Die Münsinger Stimmberechtigten haben am Sonntag die vom Parlament beschlossene Revision des Reglements über die Spezialfinanzierung In- und Auslandhilfe angenommen. Die Vorlage wurde mit 2627 Ja- gegen 2437 Nein-Stimmen gutgeheissen. Die Stimmbeteiligung lag bei 62,4 Prozent.

pd / Res Reinhard, res.reinhard@bern-ost.ch

Das Resultat fiel knapp aus. 51,9 Prozent der Stimmenden unterstützten die Vorlage, 48,1 Prozent lehnten sie ab. Damit setzte sich die Version des Parlaments durch, über die in den vergangenen Monaten intensiv diskutiert worden war.

 

Mehr Möglichkeiten bei der Inlandhilfe

Mit dem Entscheid wird die Inlandhilfe ausgeweitet. Bisher konzentrierte sie sich auf die Unterstützung von Gemeinden und öffentlich-rechtlichen Körperschaften.

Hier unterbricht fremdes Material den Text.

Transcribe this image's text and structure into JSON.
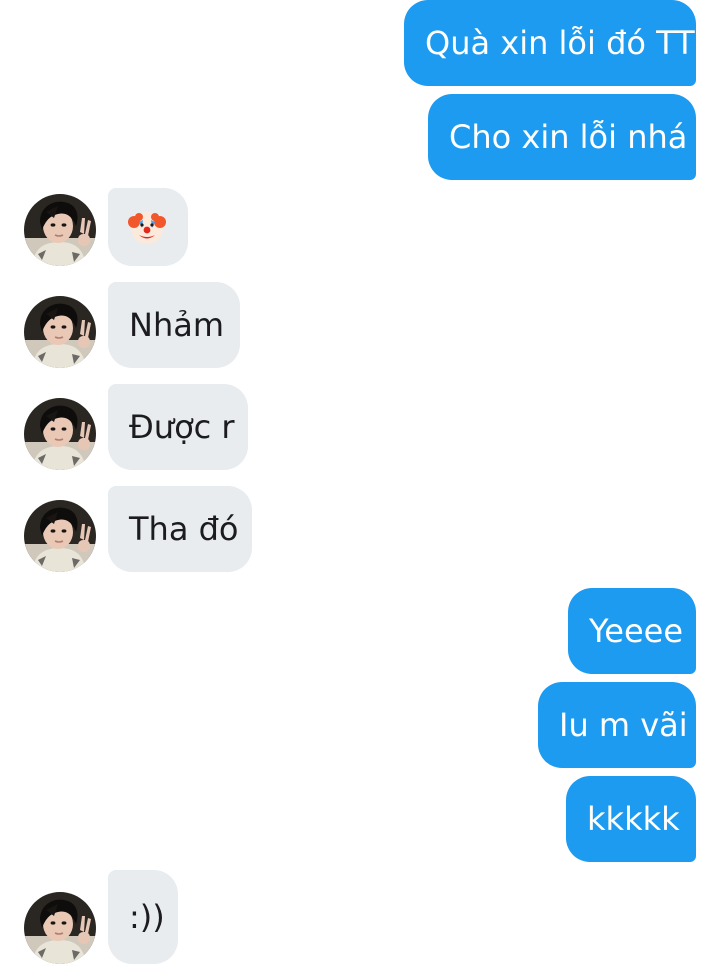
{
  "colors": {
    "outgoing_bubble": "#1d9bf0",
    "outgoing_text": "#ffffff",
    "incoming_bubble": "#e8ecef",
    "incoming_text": "#1c1c1e"
  },
  "messages": [
    {
      "direction": "outgoing",
      "text": "Quà xin lỗi đó TT"
    },
    {
      "direction": "outgoing",
      "text": "Cho xin lỗi nhá"
    },
    {
      "direction": "incoming",
      "text": "",
      "emoji": "clown-face-emoji",
      "avatar": "contact-avatar"
    },
    {
      "direction": "incoming",
      "text": "Nhảm",
      "avatar": "contact-avatar"
    },
    {
      "direction": "incoming",
      "text": "Được r",
      "avatar": "contact-avatar"
    },
    {
      "direction": "incoming",
      "text": "Tha đó",
      "avatar": "contact-avatar"
    },
    {
      "direction": "outgoing",
      "text": "Yeeee"
    },
    {
      "direction": "outgoing",
      "text": "Iu m vãi"
    },
    {
      "direction": "outgoing",
      "text": "kkkkk"
    },
    {
      "direction": "incoming",
      "text": ":))",
      "avatar": "contact-avatar"
    }
  ]
}
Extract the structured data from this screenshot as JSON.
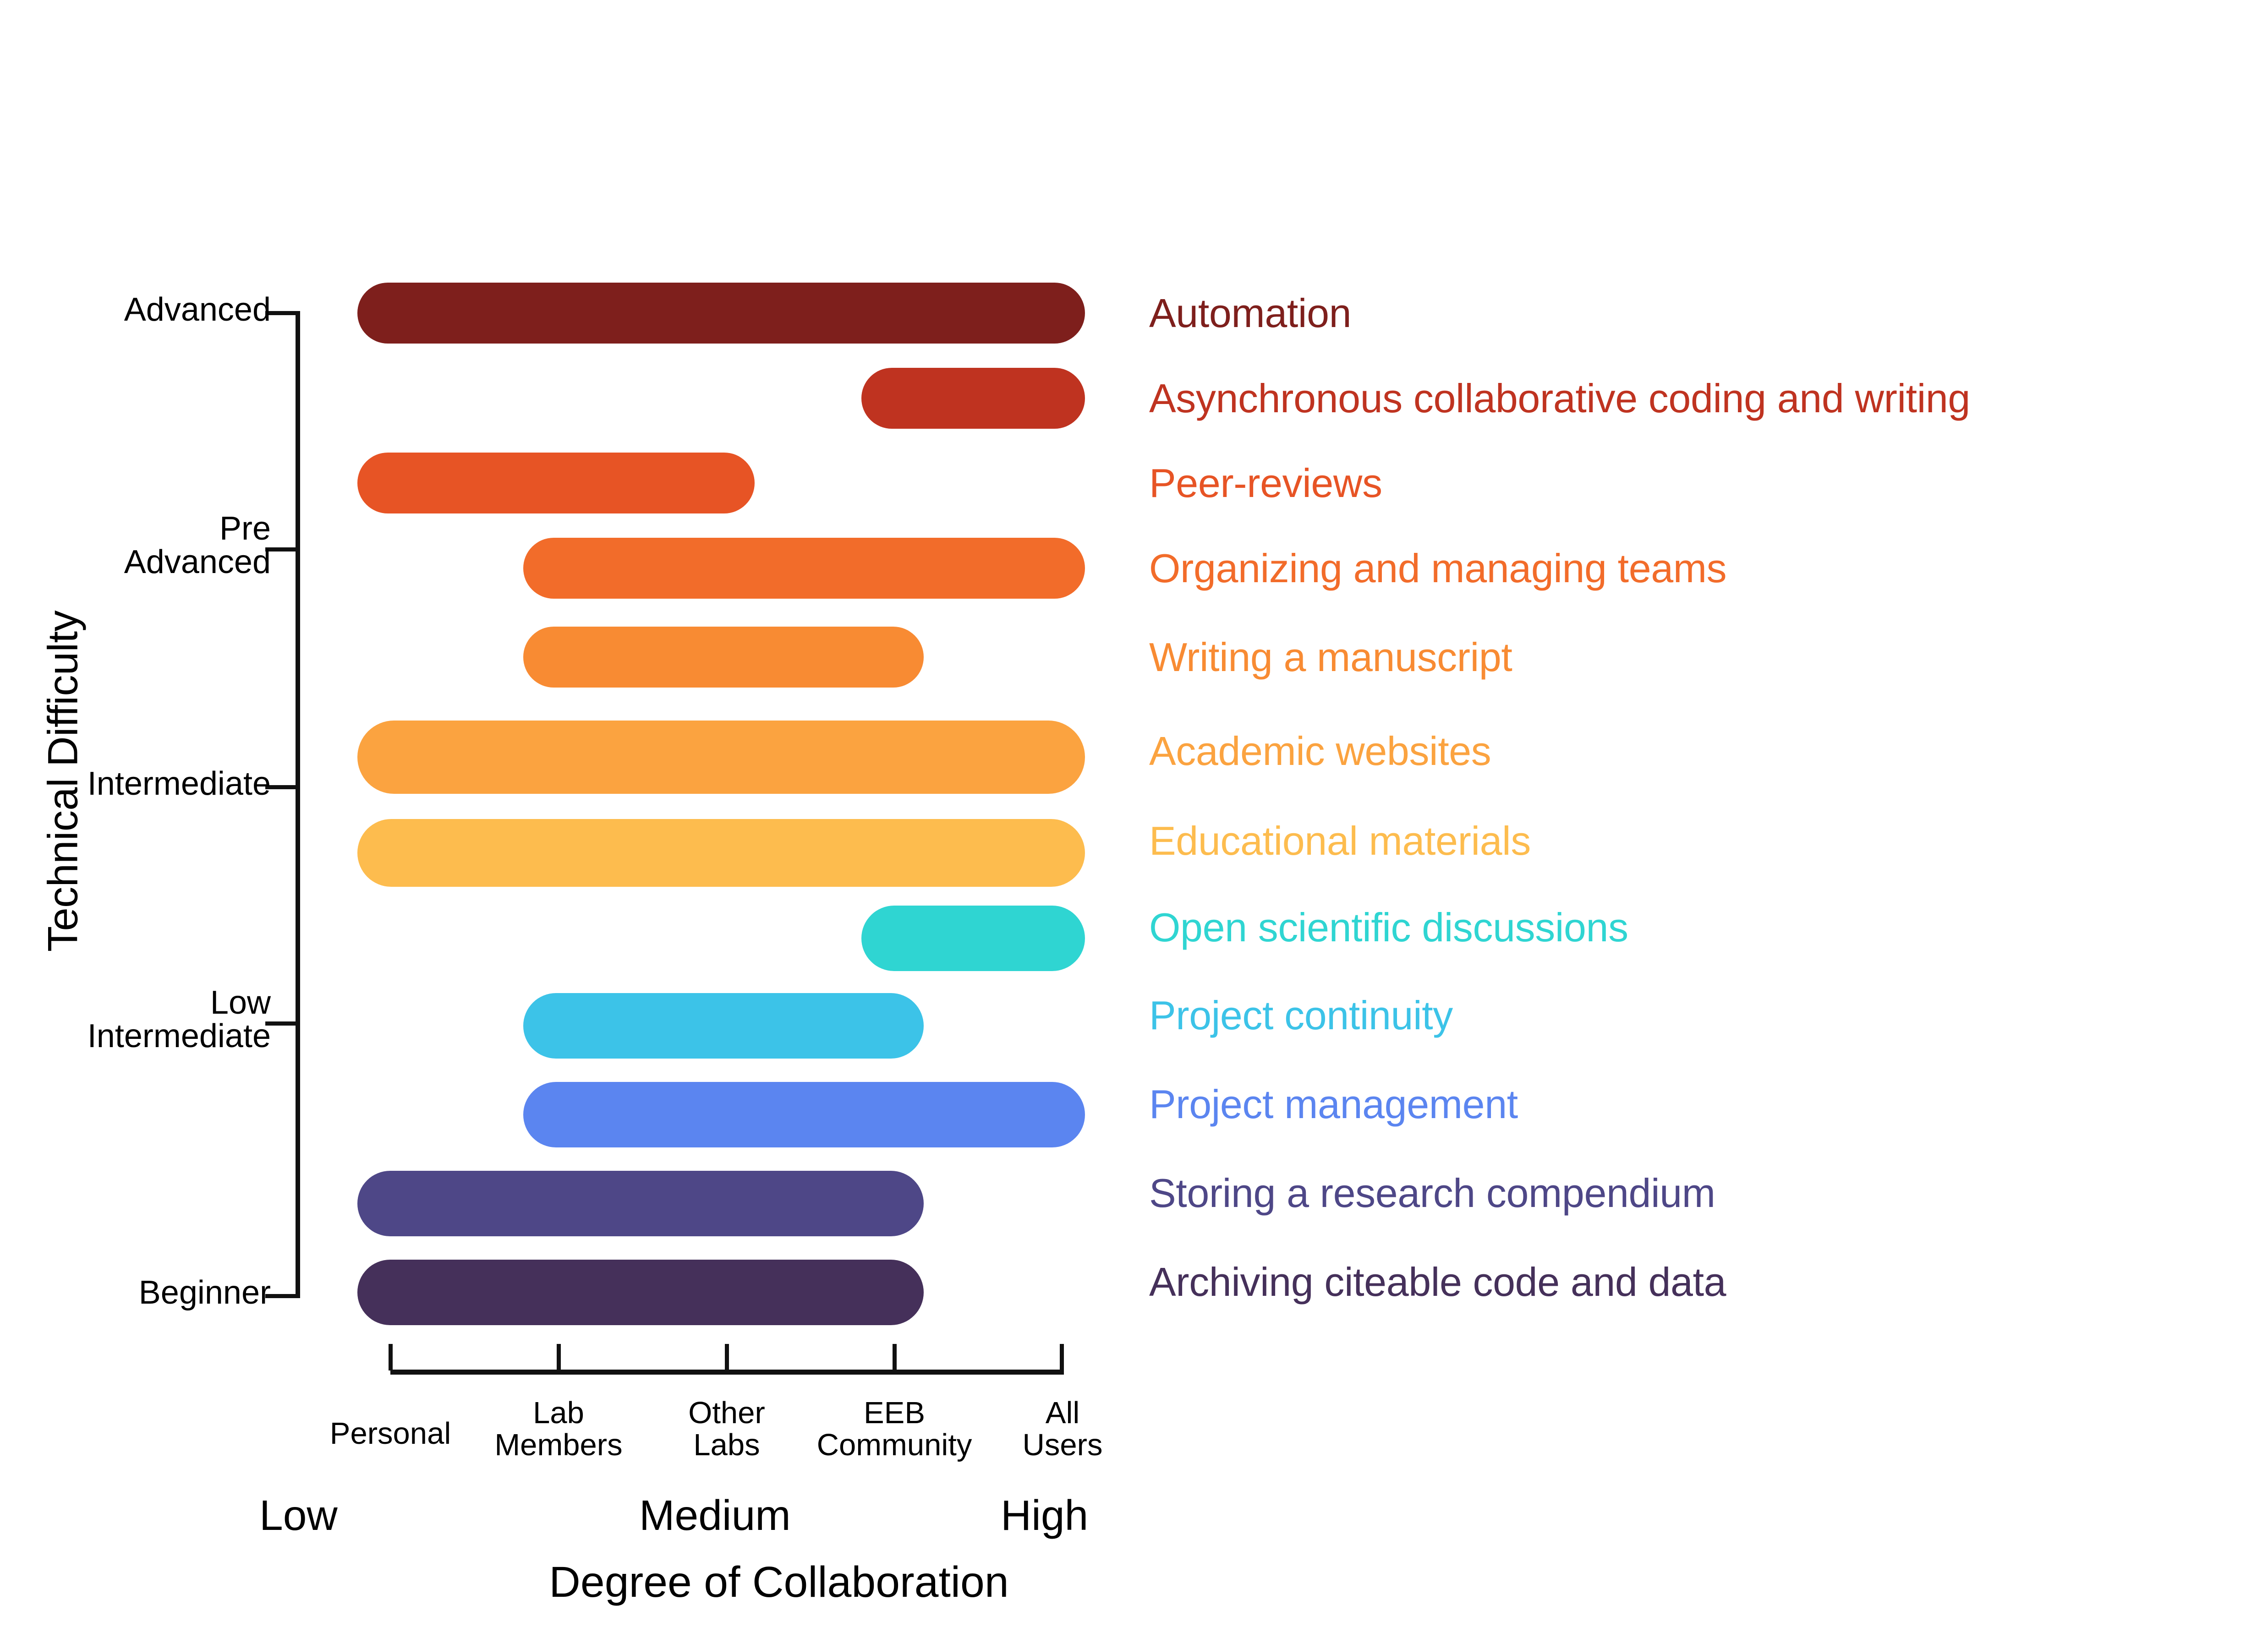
{
  "chart_data": {
    "type": "bar",
    "title": "",
    "xlabel": "Degree of Collaboration",
    "ylabel": "Technical Difficulty",
    "grid": false,
    "legend_position": "right-inline",
    "x_tick_labels": [
      "Personal",
      "Lab\nMembers",
      "Other\nLabs",
      "EEB\nCommunity",
      "All\nUsers"
    ],
    "x_tick_values": [
      1,
      2,
      3,
      4,
      5
    ],
    "x_level_labels": [
      "Low",
      "Medium",
      "High"
    ],
    "xlim": [
      0.75,
      5.25
    ],
    "y_tick_labels": [
      "Advanced",
      "Pre\nAdvanced",
      "Intermediate",
      "Low\nIntermediate",
      "Beginner"
    ],
    "y_difficulty_levels": [
      "Advanced",
      "Pre Advanced",
      "Intermediate",
      "Low Intermediate",
      "Beginner"
    ],
    "bars": [
      {
        "label": "Automation",
        "start": 1,
        "end": 5,
        "color": "#7E1F1C",
        "difficulty": "Advanced"
      },
      {
        "label": "Asynchronous collaborative coding and writing",
        "start": 4,
        "end": 5,
        "color": "#BF3320",
        "difficulty": "Advanced"
      },
      {
        "label": "Peer-reviews",
        "start": 1,
        "end": 3.2,
        "color": "#E75425",
        "difficulty": "Pre Advanced"
      },
      {
        "label": "Organizing and managing teams",
        "start": 2,
        "end": 5,
        "color": "#F26C2A",
        "difficulty": "Pre Advanced"
      },
      {
        "label": "Writing a manuscript",
        "start": 2,
        "end": 3.7,
        "color": "#F88B33",
        "difficulty": "Pre Advanced"
      },
      {
        "label": "Academic websites",
        "start": 1,
        "end": 5,
        "color": "#FBA340",
        "difficulty": "Intermediate"
      },
      {
        "label": "Educational materials",
        "start": 1,
        "end": 5,
        "color": "#FDBC4E",
        "difficulty": "Intermediate"
      },
      {
        "label": "Open scientific discussions",
        "start": 4,
        "end": 5,
        "color": "#2FD5D2",
        "difficulty": "Low Intermediate"
      },
      {
        "label": "Project continuity",
        "start": 2,
        "end": 3.7,
        "color": "#3CC3E8",
        "difficulty": "Low Intermediate"
      },
      {
        "label": "Project management",
        "start": 2,
        "end": 5,
        "color": "#5B85F0",
        "difficulty": "Low Intermediate"
      },
      {
        "label": "Storing a research compendium",
        "start": 1,
        "end": 3.7,
        "color": "#4E4787",
        "difficulty": "Beginner"
      },
      {
        "label": "Archiving citeable code and data",
        "start": 1,
        "end": 3.7,
        "color": "#45305A",
        "difficulty": "Beginner"
      }
    ]
  },
  "axes": {
    "y_title": "Technical Difficulty",
    "x_title": "Degree of Collaboration",
    "y_ticks": [
      {
        "label": "Advanced"
      },
      {
        "label": "Pre\nAdvanced"
      },
      {
        "label": "Intermediate"
      },
      {
        "label": "Low\nIntermediate"
      },
      {
        "label": "Beginner"
      }
    ],
    "x_ticks": [
      {
        "label": "Personal"
      },
      {
        "label": "Lab\nMembers"
      },
      {
        "label": "Other\nLabs"
      },
      {
        "label": "EEB\nCommunity"
      },
      {
        "label": "All\nUsers"
      }
    ],
    "x_levels": [
      {
        "label": "Low"
      },
      {
        "label": "Medium"
      },
      {
        "label": "High"
      }
    ]
  }
}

Künftig können auch Institutionen, Organisationen und Vereine Beiträge erhalten.

 

Das Parlament hatte die Änderung damit begründet, dass es heute praktisch keine finanziell bedürftigen Gemeinden mehr gebe. Deshalb brauche es neue Möglichkeiten, um Hilfsgelder im Inland sinnvoll einsetzen zu können. Genannt wurden unter anderem Hilfswerke oder Organisationen, die Menschen in Notlagen unterstützen.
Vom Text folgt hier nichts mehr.